À l'échelle du territoire, le volume concerné se mesure : 292 diagnostics publiés pour 1 000 résidences principales, environ 19 logements occupés par leur propriétaire, un bassin de travaux structuré autour de CC Lodévois et Larzac. Ce volume ne préjuge d'aucune éligibilité individuelle : il indique seulement où se concentrent, à Sorbs, les situations où le scénario décrit sur cette page a le plus de chances d'être pertinent.
Sur ce territoire, la part de logements occupés par leur propriétaire indique en creux le volume du parc locatif privé concerné. On relève 24 résidences principales recensées, un rattachement intercommunal à CC Lodévois et Larzac, 40 habitants, en zone climatique H2c. Ces valeurs ne décident d'aucun projet à elles seules, mais elles fixent l'ordre de grandeur dans lequel un chiffrage à Sorbs est crédible.

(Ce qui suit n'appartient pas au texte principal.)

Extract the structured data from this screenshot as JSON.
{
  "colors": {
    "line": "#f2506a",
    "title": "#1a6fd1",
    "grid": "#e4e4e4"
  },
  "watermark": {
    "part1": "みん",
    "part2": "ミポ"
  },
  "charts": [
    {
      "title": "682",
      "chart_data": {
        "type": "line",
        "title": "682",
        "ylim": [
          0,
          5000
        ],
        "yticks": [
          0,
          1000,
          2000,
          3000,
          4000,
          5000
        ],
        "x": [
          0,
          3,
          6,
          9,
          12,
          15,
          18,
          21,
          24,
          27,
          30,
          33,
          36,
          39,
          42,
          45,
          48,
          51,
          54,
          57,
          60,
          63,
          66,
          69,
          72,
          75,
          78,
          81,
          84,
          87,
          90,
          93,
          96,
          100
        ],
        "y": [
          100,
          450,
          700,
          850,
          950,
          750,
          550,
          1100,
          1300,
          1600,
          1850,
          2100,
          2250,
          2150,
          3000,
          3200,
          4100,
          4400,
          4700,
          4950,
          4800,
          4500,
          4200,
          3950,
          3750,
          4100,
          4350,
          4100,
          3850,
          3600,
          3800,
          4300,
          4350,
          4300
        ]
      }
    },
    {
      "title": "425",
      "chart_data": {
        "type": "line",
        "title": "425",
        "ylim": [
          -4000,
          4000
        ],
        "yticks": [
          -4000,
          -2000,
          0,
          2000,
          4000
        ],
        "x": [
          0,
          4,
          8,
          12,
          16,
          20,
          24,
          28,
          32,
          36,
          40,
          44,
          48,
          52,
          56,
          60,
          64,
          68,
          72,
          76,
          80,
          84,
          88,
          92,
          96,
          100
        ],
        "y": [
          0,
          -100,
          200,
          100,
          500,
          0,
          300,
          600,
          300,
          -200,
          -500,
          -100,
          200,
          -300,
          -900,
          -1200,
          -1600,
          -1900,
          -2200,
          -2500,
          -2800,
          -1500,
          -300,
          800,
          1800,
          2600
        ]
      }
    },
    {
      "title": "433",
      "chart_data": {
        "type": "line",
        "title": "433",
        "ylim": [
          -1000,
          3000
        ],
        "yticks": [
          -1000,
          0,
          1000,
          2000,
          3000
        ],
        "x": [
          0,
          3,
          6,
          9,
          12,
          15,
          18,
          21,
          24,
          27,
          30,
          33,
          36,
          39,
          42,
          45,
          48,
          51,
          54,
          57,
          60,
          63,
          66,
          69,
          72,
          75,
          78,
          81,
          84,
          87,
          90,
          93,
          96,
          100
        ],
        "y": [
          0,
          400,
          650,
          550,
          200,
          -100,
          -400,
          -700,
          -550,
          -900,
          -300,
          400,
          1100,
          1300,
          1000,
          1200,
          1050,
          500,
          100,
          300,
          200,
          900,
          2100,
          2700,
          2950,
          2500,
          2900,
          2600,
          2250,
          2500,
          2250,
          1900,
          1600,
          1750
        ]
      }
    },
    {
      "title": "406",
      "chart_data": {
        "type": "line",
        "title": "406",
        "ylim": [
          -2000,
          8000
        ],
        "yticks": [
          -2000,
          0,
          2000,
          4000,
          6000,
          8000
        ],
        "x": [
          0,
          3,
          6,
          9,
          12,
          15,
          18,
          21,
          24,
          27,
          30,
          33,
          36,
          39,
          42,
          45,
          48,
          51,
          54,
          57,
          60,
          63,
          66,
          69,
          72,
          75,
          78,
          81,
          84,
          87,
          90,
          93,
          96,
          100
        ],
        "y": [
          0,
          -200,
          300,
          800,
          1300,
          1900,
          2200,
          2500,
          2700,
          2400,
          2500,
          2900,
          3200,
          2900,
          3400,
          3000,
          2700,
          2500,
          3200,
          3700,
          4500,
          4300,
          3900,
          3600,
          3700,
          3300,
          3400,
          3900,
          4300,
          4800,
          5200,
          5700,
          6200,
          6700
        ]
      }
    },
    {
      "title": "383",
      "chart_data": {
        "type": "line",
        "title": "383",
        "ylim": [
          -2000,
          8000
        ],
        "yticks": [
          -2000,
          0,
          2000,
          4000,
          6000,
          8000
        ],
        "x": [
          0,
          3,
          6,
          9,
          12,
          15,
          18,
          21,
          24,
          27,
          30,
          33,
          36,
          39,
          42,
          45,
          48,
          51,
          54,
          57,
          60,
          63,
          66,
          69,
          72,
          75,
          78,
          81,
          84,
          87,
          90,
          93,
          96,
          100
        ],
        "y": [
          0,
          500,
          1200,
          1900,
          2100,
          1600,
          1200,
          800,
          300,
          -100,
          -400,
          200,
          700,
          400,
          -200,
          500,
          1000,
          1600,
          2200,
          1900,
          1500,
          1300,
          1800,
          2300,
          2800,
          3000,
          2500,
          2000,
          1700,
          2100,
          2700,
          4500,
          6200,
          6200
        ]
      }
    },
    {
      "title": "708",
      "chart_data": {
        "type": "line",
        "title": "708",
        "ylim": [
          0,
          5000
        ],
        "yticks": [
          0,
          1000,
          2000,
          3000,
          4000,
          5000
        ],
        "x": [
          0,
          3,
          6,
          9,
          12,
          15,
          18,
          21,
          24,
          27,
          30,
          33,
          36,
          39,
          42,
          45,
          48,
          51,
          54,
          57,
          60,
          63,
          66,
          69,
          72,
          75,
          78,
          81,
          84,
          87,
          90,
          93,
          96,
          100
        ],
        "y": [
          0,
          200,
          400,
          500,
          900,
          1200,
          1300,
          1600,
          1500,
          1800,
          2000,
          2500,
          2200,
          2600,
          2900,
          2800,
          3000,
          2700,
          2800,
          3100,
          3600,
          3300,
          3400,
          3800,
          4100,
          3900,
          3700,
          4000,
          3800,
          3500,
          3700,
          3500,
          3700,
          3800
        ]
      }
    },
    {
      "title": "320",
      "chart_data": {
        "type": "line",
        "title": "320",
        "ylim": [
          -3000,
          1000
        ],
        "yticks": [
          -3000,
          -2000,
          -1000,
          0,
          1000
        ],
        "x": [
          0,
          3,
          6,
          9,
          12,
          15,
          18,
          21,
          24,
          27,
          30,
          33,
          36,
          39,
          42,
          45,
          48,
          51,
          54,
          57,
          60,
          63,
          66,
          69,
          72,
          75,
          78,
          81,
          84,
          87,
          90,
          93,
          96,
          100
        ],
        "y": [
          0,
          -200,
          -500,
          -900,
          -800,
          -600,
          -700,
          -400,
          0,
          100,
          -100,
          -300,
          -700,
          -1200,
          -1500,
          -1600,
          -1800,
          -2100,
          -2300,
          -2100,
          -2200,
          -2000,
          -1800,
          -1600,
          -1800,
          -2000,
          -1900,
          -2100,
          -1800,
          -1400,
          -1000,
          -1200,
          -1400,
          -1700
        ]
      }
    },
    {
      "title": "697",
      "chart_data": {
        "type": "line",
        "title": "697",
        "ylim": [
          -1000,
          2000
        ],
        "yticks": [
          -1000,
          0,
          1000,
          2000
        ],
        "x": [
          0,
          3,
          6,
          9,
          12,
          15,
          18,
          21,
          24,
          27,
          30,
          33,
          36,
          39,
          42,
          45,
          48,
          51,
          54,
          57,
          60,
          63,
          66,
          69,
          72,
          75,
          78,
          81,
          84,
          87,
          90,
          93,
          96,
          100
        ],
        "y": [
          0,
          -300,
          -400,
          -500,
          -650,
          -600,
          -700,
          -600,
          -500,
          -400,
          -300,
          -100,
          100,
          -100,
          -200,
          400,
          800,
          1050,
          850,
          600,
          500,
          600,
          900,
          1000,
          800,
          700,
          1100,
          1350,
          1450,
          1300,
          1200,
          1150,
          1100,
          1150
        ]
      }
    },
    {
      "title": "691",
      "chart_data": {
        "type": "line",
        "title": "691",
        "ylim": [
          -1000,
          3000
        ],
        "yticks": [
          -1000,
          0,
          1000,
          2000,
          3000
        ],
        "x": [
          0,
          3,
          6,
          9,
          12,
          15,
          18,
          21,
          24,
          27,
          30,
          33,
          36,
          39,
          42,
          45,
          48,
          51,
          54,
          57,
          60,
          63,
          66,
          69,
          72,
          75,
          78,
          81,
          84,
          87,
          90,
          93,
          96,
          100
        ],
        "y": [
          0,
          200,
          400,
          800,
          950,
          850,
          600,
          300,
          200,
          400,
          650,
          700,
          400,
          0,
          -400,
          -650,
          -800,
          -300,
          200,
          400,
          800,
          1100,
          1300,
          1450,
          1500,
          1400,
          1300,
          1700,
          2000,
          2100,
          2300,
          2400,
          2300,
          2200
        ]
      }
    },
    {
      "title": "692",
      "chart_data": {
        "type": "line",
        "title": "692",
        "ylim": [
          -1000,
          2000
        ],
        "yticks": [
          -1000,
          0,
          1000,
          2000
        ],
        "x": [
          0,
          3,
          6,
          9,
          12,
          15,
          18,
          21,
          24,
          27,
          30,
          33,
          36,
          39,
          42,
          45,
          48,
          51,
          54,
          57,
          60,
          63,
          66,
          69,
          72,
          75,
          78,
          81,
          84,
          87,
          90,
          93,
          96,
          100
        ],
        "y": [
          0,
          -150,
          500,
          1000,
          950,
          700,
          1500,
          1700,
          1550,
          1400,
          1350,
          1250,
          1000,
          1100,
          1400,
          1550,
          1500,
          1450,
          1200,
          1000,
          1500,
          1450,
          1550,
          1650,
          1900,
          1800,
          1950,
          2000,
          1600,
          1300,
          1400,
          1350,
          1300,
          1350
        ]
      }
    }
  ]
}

Ce que vérifie l'instructeur avant de payer à Sorbs : que les critères de décence et un engagement de loyer maîtrisé figure au devis, que un opérateur agréé par l'Anah soit qualifié RGE à la date de signature, et que le constat de décence après travaux soit joint. À la clé, un solde pouvant atteindre 32 000 €.
Solde du dossier à Sorbs : la pièce déterminante est le constat de décence après travaux. Sans elle, aucun versement, alors même que l'aide en jeu atteint 32 000 € au taux le plus favorable sur une assiette de 40 000 € HT.
Le climat entre dans le calcul réglementaire : la zone H2c applicable à Sorbs correspond à une base de 225 kWh/m²/an. Plus cette base est élevée, plus la remise à niveau d'un logement mis en location rentabilise vite son surcoût, à performance identique.
Le parc local commande la faisabilité : sur 24 résidences principales, on estime 22 maisons individuelles (92 %) à Sorbs. La vacance du logement pendant les travaux lourds y devient l'arbitrage dominant, bien avant le choix de matériau, pour la remise à niveau d'un logement mis en location.
Le relais de proximité compte autant que le barème national : à Sorbs est rattachée à CC Lodévois et Larzac. Les conseillers France Rénov' de ce périmètre valident la cohérence du projet de la remise à niveau d'un logement mis en location et signalent les dispositifs locaux cumulables.
L'écart entre profils est considérable à Sorbs : 32 000 € pour un ménage très modeste contre 4 000 € pour un ménage aux revenus supérieurs, sur la même assiette de 40 000 € HT. Pour la remise à niveau d'un logement mis en location, le montage financier n'a donc rien de commun d'un foyer à l'autre.
Amortissement à Sorbs : le poste de 335 000 € s'étale sur une vingtaine d'années d'usage, soit 16 750 € par an. Encore faut-il que les critères de décence et un engagement de loyer maîtrisé reste vérifié après travaux, faute de quoi la performance se dégrade avant la fin de l'amortissement.